Day 18: MansarovarBefore starting our day's trek we find a monk to unlock the Milarepa meditation cave. It is only three feet high at its highest point. - about the same dimensions as the Dirapuk cave which was equally tiny. I can't say I personally had any deep spiritual experience there, but there is a very strong devotional atmosphere.
Another Western couple visit the cave shrine at the same time we do. These are the first Westerners other than Roger that we have seen on Kailas.
The walk out is pleasant, easy, and beautiful. We catch up to a group of young Indians and a really fun Dutch group with whom we enjoy chatting and who offer us some wonderful chocolate, plus of course more Tibetans, this time some nomads who are moving out and moving on. We also meet the first Chinese we have seen on Kailas, an intelligent and cosmopolitan family group who have studied abroad, have roots in Hong Kong and Singapore as well as on the mainland, and speak almost perfect English.

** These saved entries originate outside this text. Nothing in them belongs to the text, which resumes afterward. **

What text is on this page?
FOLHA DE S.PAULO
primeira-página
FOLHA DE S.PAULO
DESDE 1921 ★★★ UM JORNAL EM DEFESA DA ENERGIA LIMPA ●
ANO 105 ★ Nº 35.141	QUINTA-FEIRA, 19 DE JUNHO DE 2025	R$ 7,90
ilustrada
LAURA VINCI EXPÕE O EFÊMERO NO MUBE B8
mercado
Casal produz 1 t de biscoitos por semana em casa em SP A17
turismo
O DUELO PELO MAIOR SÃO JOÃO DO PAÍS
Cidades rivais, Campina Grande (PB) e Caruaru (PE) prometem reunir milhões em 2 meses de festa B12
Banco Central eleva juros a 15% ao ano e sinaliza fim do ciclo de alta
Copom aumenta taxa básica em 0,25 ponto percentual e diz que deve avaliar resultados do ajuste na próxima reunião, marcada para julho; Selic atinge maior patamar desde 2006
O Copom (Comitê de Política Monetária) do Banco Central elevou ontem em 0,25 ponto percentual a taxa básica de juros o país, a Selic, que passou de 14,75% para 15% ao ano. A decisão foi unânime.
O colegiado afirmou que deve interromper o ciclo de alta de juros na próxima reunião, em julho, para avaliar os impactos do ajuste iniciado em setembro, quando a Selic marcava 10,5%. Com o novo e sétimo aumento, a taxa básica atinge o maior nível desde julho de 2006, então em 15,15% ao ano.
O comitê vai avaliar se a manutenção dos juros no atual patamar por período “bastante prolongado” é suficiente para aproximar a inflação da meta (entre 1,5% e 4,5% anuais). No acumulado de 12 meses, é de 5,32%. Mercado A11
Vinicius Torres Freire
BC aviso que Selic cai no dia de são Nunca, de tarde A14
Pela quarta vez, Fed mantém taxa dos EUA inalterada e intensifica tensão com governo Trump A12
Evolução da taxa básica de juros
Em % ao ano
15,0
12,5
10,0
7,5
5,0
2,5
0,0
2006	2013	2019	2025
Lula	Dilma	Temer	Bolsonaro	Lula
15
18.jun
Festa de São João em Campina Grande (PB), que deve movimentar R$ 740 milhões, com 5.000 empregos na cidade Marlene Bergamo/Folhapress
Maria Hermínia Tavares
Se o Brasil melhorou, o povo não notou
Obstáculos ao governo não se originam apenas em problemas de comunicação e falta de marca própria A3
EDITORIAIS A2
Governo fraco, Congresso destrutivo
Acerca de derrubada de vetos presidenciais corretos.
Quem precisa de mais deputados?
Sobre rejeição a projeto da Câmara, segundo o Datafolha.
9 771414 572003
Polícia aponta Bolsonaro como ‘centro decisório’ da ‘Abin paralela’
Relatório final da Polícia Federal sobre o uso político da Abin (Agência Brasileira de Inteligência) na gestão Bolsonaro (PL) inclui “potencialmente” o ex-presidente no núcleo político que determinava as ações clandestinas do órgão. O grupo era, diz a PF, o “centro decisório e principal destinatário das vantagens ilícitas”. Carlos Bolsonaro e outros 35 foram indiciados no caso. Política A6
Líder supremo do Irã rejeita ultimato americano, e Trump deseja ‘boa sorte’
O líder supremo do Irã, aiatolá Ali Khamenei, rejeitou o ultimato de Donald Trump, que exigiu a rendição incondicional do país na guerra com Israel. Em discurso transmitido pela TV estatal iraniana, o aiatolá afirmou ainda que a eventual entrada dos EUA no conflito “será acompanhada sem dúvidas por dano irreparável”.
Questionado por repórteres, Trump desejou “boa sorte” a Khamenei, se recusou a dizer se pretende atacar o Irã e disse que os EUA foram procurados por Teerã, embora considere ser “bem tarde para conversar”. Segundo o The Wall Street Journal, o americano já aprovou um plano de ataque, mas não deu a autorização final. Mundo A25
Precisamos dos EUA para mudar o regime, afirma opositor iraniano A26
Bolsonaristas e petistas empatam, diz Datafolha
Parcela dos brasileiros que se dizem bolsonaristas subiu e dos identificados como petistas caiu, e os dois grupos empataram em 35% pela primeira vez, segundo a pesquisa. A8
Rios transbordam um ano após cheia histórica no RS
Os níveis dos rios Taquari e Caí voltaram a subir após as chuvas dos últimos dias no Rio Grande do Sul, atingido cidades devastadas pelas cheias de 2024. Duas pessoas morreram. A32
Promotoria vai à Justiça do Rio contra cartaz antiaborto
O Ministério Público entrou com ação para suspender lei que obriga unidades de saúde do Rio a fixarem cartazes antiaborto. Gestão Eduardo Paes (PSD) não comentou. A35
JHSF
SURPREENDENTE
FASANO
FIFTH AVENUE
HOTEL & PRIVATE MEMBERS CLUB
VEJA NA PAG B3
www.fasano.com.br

Given the explosion in Chinese internal tourism, the new train from Lhasa, and the renewed Chinese interest in Buddhism, the number of Chinese tourists making the pilgrimage can be expected to increase dramatically, which should make for some very interesting intercultural encounters.
We have an (early) lunch in our favorite restaurant and discuss our next moves. I want to visit Tirthapuri, a couple of hours away to the West (and thus out of our way). At Tirthapuri there is a sacred divination urn where you can check your karma level after the pilgrimage. You choose two stones from an urn containing equal numbers of white and black stones to find out if your karma is clear (2 white), mixed (1 white, 1 black) or in serious need of a tune-up (2 black).
Dorje absolutely refuses to risk the trip. He says that the road is bad, our car is overloaded, and if an accident happened help would be a long time coming. Later events show us the wisdom of his decision. Thinking about it, I'm not sorry I didn't draw from the urn. What difference does it make what state my karma is in? All I can do anyway is clean it up, or keep it clean, from this moment on.
We first head to Quhu monastery and hot springs at the North of Lake Mansarovar. The hot springs are closed, and also so unappetizing that we'd stay out of them even if open,. The monastery is a long way from the lake, and the vibes are not that great, so we head off again to Qugu monastery on the South shore.
The swan is one of the metaphors most used by Indian mystics. The swan lives beyond the Himalayas, in the Lake Mansarovar. The Lake Mansarovar is the purest lake in the world - very rarely does a human being reach there - uncontaminated, unpolluted, surrounded by the Himalayan beauty, virgin peaks.
The swan is born there, lives there, but when it becomes too cold the swan has to come to this [Indian] side of the Himalayas, to the plains. And sometimes it happens: a swan forgets the way to go back. A swan simply forgets that he has a home somewhere, starts living by the side of dirty rivers, dirty ponds, muddy places.
Hence, the swan becomes a tremendously potent metaphor for man. Man comes from God but he has forgotten from where he comes, who he is. Man comes from God, from the holiest of holies, and goes on living by the side of dirty rivers, muddy pools of water.Of course, he cannot be contented here, but he knows no other place to go. He is lost. This seems to be the only world.
The Eastern mystics use the metaphor of the swan for man.
Osho (Rajneesh), 'The Fish in the Sea is not Thirsty'
The weather is sunny though a little cool: I take off my clothes and swim in the lake. This is the highest fresh-water lake in the world (2,000 feet higher than the next contender, Lake Titicaca in the Andes), and it is covered in thick ice most of the year, yet what strikes me most is how normal everything feels. The water is cool yet pleasant on the surface and a little colder underneath. The experience reminds me of swimming in a Cascade mountain lake in summer near my home in the U.S. Pacific Northwest. I take two separate dips and make sure to dive fully under the water in the hope of washing away all my sins.